Multi-mode fiber (MMF) is the most cost-effective fiber for high-speed LANs. Modal dispersion leads to optical-energy spreading over several symbol periods, drastically limiting distance and data-rate. Compared with copper channels, equalization is challenging because the channel response varies enormously from fiber to fiber and also over time [1]. These aspects, paired with the practical difficulty of implementing TX pulse shaping, increase the equalization burden at the receiver. To date, electronic dispersion compensation (EDC) consisting of an FIR filter cascaded with a nonlinear equalizer, such as DFE, enables 10Gb/s up to 300m according to the 10GBASE-LRM standard.

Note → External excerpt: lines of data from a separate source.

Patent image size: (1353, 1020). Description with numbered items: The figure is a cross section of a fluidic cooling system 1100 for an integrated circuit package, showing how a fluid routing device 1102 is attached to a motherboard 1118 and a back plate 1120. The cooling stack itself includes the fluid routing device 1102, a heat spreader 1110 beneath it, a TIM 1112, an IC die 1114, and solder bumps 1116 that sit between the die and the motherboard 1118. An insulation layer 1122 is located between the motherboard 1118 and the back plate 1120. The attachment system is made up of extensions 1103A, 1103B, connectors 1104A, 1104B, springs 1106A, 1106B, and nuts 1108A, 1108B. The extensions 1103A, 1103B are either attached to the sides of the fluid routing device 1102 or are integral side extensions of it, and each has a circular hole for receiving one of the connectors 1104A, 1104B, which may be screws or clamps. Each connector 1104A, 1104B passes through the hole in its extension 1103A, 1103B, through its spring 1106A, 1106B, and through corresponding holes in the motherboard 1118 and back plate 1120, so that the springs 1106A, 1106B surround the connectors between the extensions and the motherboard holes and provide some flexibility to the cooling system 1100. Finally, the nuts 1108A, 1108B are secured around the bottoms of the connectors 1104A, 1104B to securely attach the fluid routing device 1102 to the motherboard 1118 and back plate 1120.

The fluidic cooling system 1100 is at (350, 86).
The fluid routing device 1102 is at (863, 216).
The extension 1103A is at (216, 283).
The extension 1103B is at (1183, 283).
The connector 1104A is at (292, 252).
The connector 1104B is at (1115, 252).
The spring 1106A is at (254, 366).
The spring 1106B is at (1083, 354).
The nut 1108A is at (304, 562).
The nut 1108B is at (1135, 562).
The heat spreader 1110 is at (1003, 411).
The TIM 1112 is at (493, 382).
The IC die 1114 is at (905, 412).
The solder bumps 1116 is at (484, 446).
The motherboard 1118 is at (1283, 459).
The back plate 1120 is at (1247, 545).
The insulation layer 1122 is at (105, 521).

To satisfy the demand for greater network capacity, solutions to reach 25Gb/s on a single fiber, and up to 400Gb/s aggregated throughput with space-division multiplexing on 16 fibers are being investigated [2]. At this data-rate, robust DSP-based EDCs still need high power, indicating an analog approach to signal processing to reduce power. To have market impact and economic feasibility, the interface must be flexible, accommodating a variable data-rates for compatibility with legacy channels and different standards [2]. In addition, achieving high energy efficiency at each standard (i.e., data rate) is fundamental.